Specific to the School Department budget, Newton currently commits to employee compensation that exceeds our tax collections.

Proposition 2 1/2 limits our taxes and, when taking into account increases in property values and properties, the City expands its collections by 3-5% annually. For example, my property tax increased 4% this year.

In the most recent school year, we have committed to increase spending per employee beyond this 3-5% range:
a 6% increase in the combination of step pay scales with a cost of living adjustment
a 5% increase in related benefits comprised of:
• City-paid insurance premiums;
• actual contributions to pension pools for retired employees; and
• additional contributions that begin to repay borrowed retirement, health insurance
and life insurance monies.

The Federal cost of living value for 2016 was only 0.7%, but in Newton it was 2%. Newton increased its collections by about 4%. However the increase in total compensation for each School Department employee is about 5.8%. These figures simply don’t add up.

Newton has been increasing such deficit spending almost every year for over 20 years. This is the trajectory Newton has adopted reflexively, creating ever more difficult fiscal problems.

Further, the Mayor’s plan to repay monies borrowed from retirement and insurance coverage pools is inadequate. It is based upon unrealistic investment returns.

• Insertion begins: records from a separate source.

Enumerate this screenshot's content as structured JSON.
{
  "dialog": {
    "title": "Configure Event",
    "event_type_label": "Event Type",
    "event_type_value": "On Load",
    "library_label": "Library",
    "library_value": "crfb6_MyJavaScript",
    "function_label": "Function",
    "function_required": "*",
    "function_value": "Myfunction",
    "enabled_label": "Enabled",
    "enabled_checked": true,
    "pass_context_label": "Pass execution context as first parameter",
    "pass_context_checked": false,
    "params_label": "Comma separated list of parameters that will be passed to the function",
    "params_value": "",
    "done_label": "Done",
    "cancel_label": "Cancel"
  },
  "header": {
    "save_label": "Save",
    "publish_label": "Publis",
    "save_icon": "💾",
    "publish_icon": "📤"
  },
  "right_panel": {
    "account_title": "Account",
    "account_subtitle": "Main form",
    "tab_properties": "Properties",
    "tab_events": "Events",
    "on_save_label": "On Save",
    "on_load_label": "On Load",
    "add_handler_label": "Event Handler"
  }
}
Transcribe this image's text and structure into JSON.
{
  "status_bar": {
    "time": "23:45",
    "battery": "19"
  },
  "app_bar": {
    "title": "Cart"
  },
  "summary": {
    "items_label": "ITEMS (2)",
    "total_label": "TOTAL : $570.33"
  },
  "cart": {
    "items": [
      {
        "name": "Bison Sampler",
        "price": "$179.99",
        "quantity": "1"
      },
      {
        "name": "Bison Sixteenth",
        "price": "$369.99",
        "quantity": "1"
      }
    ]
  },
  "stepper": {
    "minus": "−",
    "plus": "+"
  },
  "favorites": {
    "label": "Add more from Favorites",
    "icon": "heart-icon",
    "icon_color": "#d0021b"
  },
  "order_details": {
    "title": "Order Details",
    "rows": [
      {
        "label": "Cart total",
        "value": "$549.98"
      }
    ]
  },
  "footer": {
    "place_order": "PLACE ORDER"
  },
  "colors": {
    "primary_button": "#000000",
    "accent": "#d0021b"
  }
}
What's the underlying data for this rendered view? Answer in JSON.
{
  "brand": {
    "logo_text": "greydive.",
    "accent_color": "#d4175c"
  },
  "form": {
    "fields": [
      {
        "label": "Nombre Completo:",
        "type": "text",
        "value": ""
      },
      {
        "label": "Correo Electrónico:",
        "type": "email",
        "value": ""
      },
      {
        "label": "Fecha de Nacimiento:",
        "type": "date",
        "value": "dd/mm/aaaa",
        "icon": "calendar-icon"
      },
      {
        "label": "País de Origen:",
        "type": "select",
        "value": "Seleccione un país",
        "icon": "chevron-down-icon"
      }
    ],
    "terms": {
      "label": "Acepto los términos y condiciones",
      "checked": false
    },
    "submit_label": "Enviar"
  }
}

We will have to increase spending well above 5.8% to produce the funds that should have been set aside for past and present employees.

Now is a valuable time to focus on fiscal realities and take a long, hard look at our spending habits.

While the School Board has a few specific adjustments already in mind, they have a responsibility to taxpayers to begin to address the larger issue. Habitually spending more cash than you take in never ends well.